I liked the Goblin Slayer TV series and I also enjoyed this movie. Mind you, fans of the original light novels think it's rushed and inferior to the manga adapation. (It's doing the fifth novel, for what it's worth, and I suspect it wasn't planned as a movie. The new material's exactly an hour long. I reckon they made this as an OVA, then decided at the last minute to release into cinemas and tacked on a 25-minute TV series recap to pad out the running time. Technically, that's a pre-credits sequence.)
Personally, though, I thought it was fine. Nothing special, but exactly what you'd expect from Goblin Slayer.
It's a pretty one-dimensional series. Goblin Slayer himself makes Judge Dredd look well-rounded. (They're also similar in that they famously don't take off their helmets.) He kills goblins. That's all he's done for ten years. He never talks or thinks about anything else. These days he has some comrades who are, in their own ways, trying to drag some humanity out of him, but it's a low, slow job.
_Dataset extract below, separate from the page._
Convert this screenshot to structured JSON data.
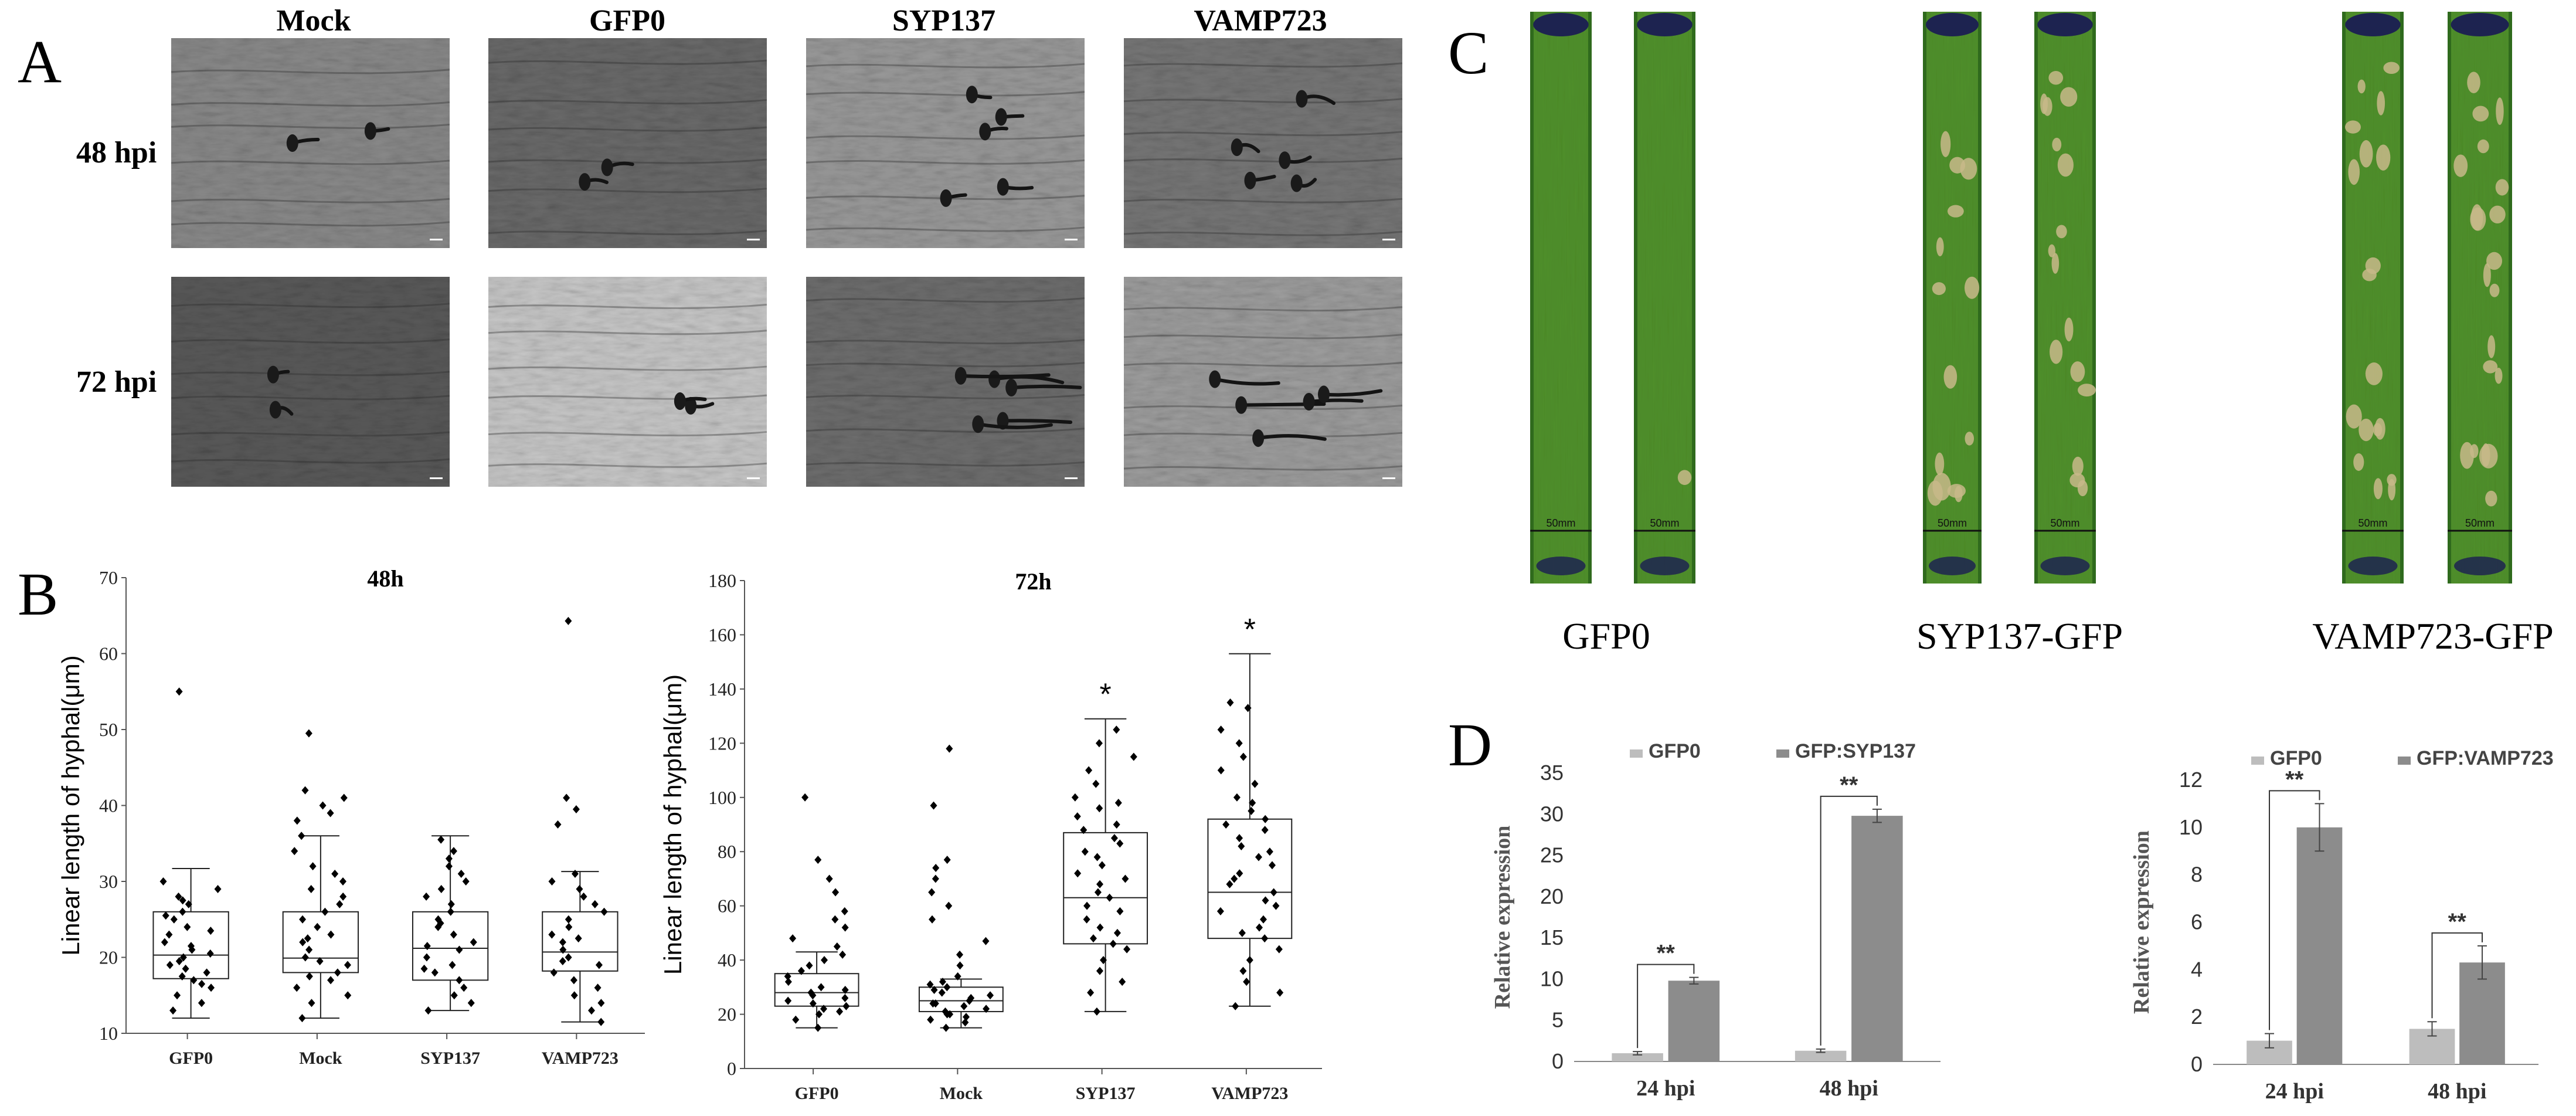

The show works, though, because of how seriously it takes its premise. The goblins are mass-murdering rapists and the show's first episode is still controversial even now. They're supposedly fantasy's weakest monsters, no more than cannon fodder, but plenty of overconfident adventurers have met gruesome goblin-hunting fates. (That happens here too.) They're a serious threat and Goblin Slayer's actions feel proportionate, even when he's slaughtering goblin children.
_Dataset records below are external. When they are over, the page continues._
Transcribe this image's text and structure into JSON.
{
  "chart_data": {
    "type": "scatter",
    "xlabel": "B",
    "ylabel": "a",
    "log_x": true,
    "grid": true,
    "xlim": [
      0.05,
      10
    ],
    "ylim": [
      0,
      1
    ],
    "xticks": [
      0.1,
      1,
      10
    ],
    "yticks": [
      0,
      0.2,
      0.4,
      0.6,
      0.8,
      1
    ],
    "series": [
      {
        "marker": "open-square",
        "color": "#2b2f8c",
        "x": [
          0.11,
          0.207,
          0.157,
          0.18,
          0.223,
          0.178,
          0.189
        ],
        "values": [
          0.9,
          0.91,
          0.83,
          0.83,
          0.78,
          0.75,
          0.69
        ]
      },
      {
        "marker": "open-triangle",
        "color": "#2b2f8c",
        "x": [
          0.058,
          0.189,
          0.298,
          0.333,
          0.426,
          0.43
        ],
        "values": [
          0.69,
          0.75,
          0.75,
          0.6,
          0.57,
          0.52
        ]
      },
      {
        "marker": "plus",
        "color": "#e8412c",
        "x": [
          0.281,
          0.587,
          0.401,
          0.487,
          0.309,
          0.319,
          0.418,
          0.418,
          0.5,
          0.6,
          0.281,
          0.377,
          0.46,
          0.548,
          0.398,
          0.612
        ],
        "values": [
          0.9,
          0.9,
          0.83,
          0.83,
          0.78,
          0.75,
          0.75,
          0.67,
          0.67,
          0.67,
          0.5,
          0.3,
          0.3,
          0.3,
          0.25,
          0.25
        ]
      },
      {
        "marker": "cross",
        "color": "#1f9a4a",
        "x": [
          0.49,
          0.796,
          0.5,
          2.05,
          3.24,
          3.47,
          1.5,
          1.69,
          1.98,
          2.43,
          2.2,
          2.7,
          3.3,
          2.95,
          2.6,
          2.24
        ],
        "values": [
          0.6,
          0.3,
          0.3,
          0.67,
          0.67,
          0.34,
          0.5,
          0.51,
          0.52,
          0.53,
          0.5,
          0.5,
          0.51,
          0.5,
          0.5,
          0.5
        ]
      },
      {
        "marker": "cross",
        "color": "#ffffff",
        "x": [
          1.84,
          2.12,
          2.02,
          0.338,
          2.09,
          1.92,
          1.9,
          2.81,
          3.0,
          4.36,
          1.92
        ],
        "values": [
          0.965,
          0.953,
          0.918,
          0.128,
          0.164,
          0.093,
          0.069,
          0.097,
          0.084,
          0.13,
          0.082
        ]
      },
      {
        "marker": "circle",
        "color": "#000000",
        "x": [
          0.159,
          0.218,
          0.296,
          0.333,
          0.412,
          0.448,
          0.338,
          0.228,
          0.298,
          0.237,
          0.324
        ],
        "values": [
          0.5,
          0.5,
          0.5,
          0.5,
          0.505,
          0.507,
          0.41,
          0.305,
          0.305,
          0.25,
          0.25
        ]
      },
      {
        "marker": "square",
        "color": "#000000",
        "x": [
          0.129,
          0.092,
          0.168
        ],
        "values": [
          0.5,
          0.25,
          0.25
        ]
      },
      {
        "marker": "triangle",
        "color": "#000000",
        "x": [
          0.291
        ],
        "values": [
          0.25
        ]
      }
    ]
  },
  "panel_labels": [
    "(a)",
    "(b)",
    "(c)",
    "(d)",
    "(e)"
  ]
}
I quite enjoyed the recap. It's told from Priestess's perspective and it's an effective reminder of what she's been through so far. I'd forgotten details like the two moons and the idea that goblins came from the smaller, green one.
As for the main story, it has Goblin Slayer's party accepting a quest to rescue an aristocrat (Noble Fencer) who ran away from her family to become an adventurer. She went looking for goblins. It went badly. Our heroes will eventually find her, but under tragic circumstances that have put her on the road to becoming another Goblin Slayer. (Abandonment of social skills, check. Hatred of goblins, check.)
There's some character work, although not a huge amount. Noble Fencer goes from "confident leader" to "implacable trauma victim" to... well, that's at the end. Spoilers. Priestess shows us her empathy. High Elf Archer has been thinking about mortal lifespans. There's enough to remind you that these are people, but ultimately this is a war movie. That's its closest real-world equivalent. No other genre is so clearly, unambiguously focused on attacking an enemy with all of your strength and fighting to the death. The goblins have a fortress. Our heroes go there to kill them.
The script's dazzlingly clear about its objectives. Kill or be killed. It's going to be ugly and one of Goblin Slayer's allies is going to have him digging an arrowhead out of her leg. (The nearest she gets to anaesthetic is some fire.) Downtime? A little, right at the end. Cow Girl gets a cameo. The goblins are getting smarter. The film works.